Spitzers Zielpublikum
Ich habe Spitzer unlängst bei einem Vortrag beim Kongress des Archivs der Zukunft live erlebt. Er ist begnadeter Rhetoriker und Populist mit gutem Unterhaltungswert. Das Zielpublikum spendete nach dem Vortrag viel Beifall. Es sei darauf hingewiesen, dass, trotz dem Faktum, dass es sich beim Kongress um viele sehr engagierte Lehrer/-nnen aus dem reformpädagogischen Bereich gehandelt hat, meiner Meinung nach ein überwiegender Großteil neuen Technologien sehr reserviert gegenübergestanden sind – Spitzer sucht sich sein Publikum aus, genauso wie seine Befürworter ihn aussuchen.
Kompetenzvielfalt durch eLearning
Ein wahrer Aufschrei ging in den letzten Wochen durch die eLearning-Community. Besonders in Österreich hat sich hier im letzten Jahrzehnt viel getan – sicherlich mehr als in Deutschland. Das mag daran liegen, dass zentralisiert getroffene Maßnahmen bei uns mehr Impact haben.

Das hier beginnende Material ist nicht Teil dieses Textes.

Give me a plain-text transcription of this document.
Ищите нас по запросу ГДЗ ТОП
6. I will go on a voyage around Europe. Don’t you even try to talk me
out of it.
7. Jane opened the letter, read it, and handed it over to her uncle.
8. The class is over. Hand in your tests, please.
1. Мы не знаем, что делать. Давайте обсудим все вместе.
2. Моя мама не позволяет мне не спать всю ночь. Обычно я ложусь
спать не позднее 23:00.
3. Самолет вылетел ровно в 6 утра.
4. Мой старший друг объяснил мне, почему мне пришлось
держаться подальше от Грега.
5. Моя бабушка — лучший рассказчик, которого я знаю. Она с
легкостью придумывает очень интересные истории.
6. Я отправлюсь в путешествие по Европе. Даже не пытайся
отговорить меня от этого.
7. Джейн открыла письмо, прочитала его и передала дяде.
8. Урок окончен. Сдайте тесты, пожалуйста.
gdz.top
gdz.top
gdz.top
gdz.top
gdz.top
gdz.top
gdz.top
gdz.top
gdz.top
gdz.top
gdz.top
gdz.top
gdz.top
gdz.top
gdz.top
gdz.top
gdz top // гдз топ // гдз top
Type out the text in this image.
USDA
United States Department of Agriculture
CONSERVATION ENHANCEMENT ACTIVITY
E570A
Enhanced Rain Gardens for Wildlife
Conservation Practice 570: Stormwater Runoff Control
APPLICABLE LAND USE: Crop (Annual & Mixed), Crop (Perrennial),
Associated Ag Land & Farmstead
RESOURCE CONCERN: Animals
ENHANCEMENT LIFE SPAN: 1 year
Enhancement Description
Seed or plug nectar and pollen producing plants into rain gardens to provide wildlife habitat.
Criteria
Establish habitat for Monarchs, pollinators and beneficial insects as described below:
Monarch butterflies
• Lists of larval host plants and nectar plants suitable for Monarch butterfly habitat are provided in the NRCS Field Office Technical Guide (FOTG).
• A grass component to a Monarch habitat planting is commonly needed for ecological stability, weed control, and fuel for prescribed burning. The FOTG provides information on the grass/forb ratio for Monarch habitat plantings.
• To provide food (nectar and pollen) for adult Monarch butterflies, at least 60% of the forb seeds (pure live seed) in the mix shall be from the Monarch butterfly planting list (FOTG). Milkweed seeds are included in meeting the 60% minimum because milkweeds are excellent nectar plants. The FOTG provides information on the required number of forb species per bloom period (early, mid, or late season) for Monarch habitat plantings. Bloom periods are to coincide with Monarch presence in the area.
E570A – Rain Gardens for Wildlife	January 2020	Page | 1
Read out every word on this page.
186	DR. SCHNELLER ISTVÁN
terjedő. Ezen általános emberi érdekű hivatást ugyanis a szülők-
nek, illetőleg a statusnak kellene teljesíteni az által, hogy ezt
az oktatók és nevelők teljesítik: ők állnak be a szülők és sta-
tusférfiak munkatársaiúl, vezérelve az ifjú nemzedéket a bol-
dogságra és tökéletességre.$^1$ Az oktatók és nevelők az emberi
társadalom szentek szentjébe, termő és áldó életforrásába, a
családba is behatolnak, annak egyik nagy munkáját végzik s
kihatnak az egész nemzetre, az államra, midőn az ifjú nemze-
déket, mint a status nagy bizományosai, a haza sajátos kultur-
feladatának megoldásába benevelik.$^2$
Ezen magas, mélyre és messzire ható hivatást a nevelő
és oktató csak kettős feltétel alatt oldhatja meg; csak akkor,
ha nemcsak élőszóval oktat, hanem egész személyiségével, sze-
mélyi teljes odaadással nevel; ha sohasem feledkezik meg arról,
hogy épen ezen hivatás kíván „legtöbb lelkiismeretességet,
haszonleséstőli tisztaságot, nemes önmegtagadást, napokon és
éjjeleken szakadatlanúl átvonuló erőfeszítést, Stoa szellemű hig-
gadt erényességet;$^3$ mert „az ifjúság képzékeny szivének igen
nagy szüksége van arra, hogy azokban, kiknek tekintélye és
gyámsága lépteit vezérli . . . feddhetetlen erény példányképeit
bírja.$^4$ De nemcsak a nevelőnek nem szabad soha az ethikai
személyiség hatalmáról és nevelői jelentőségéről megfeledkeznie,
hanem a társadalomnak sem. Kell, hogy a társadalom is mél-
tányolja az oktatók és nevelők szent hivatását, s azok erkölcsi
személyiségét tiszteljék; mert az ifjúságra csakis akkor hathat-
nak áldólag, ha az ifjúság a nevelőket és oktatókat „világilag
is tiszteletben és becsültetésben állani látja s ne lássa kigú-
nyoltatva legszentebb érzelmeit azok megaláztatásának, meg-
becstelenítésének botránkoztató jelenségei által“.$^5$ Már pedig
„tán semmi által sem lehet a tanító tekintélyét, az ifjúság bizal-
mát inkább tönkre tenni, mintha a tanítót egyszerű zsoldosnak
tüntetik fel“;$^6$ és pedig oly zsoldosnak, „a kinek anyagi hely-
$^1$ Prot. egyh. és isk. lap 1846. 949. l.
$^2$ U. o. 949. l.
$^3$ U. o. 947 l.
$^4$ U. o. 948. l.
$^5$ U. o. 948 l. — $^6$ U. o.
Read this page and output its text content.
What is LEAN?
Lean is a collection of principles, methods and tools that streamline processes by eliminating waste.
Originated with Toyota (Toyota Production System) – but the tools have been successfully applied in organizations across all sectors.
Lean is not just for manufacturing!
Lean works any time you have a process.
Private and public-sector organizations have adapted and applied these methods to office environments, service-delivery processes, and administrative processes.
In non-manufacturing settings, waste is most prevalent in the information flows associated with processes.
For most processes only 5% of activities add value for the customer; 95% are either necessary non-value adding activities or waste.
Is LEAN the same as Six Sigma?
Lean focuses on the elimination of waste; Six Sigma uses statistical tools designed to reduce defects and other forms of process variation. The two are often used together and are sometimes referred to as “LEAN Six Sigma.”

Engagierte Pädagog/-innen tauschen sich laufend zum Thema eLearning aus. Sie versuchen Schüler/-innen für die heutige Welt fit zu bekommen – durch einen verantwortungsbewussten Umgang mit der Thematik IT, Internet, soziale Netzwerke etc. Diese Themen werden zum Teil in sogenannten Arbeitsaufträgen im Unterricht erarbeitet. Dabei werden verschiedene Aktivitäten in unterschiedlichen Sozialphasen von Schüler/-innen gemeinsam erarbeitet. Die geschaffenen Lernprodukte werden gemeinsam reflektiert.
Aufgabenstellungen lauten dann nicht mehr: suche einen Begriff aus dem Internet und kopiere ihn in ein Word-Dokument. Sie sind sehr viel differenzierter – siehe dazu cooltrainers.at (Beispiel: gamelabs-Arbeitsauftrag). Verschiedenste Kompetenzen werden bei Arbeitsaufträgen adressiert: soziale Kompetenzen, personale Kompetenzen, mediale, fachliche und methodische Kompetenzen.
Zumindest ein Vorteil kristallisiert sich dabei heraus: die durch digitale Medien dement gewordenen Schüler/-innen können sich zukünftig zumindest gegenseitig helfen.